Tailoring is also critical. Each industry and business has specific requirements. Tailoring also includes regular reviews of the playbook so that reviews are conducted at regular intervals, and to ensure that key contacts are updated regularly including when key staff leave or when key external service providers change.

What are some common incident response playbooks?

A cyber security incident response playbook is an ‘umbrella’ term that can include a range of events. The best quality playbooks contain tailored response plans for the different cyber security events most likely to affect Australian businesses. These include incident response playbooks for:

• ransomware and malware attacks
• data breaches (accidental and malicious)
• phishing
• unauthorised access (due to external intrusions and also internal misuse or fraud)

Does my business need a cyber incident response playbook?

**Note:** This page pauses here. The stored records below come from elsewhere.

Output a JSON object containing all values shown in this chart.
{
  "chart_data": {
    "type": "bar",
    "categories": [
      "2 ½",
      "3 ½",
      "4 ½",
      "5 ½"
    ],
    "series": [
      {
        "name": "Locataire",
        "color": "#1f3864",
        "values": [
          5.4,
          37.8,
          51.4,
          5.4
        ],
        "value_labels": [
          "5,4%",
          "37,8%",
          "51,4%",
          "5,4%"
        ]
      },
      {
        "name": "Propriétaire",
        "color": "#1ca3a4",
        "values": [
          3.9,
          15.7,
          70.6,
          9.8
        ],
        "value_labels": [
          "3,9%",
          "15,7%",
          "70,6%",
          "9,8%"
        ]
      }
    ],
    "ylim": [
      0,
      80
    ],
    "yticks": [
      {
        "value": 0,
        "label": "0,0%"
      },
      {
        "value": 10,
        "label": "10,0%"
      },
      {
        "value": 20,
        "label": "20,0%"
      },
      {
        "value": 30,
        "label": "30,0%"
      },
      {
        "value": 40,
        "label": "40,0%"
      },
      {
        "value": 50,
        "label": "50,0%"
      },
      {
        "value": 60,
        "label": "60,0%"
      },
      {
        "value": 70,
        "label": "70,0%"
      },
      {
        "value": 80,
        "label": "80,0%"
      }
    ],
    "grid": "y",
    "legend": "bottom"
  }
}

Like any emergency plan, an incident response playbook is something that is put in place in the hope it never has to be used. But it’s a simple fact that cyber security is becoming an increasingly common concern for Australian businesses of all sizes and their customers.

Having an incident response playbook in place ensures that if and when a cyber security event happens, its impact on your business, and on the mental stress and wellbeing of all that work on it are minimised as much as possible with access to a clear, structured plan that was prepared well in advance. As cyber security experts, CyberUnlocked can provide you with business-specific advice on setting up an effective, high quality incident response playbook.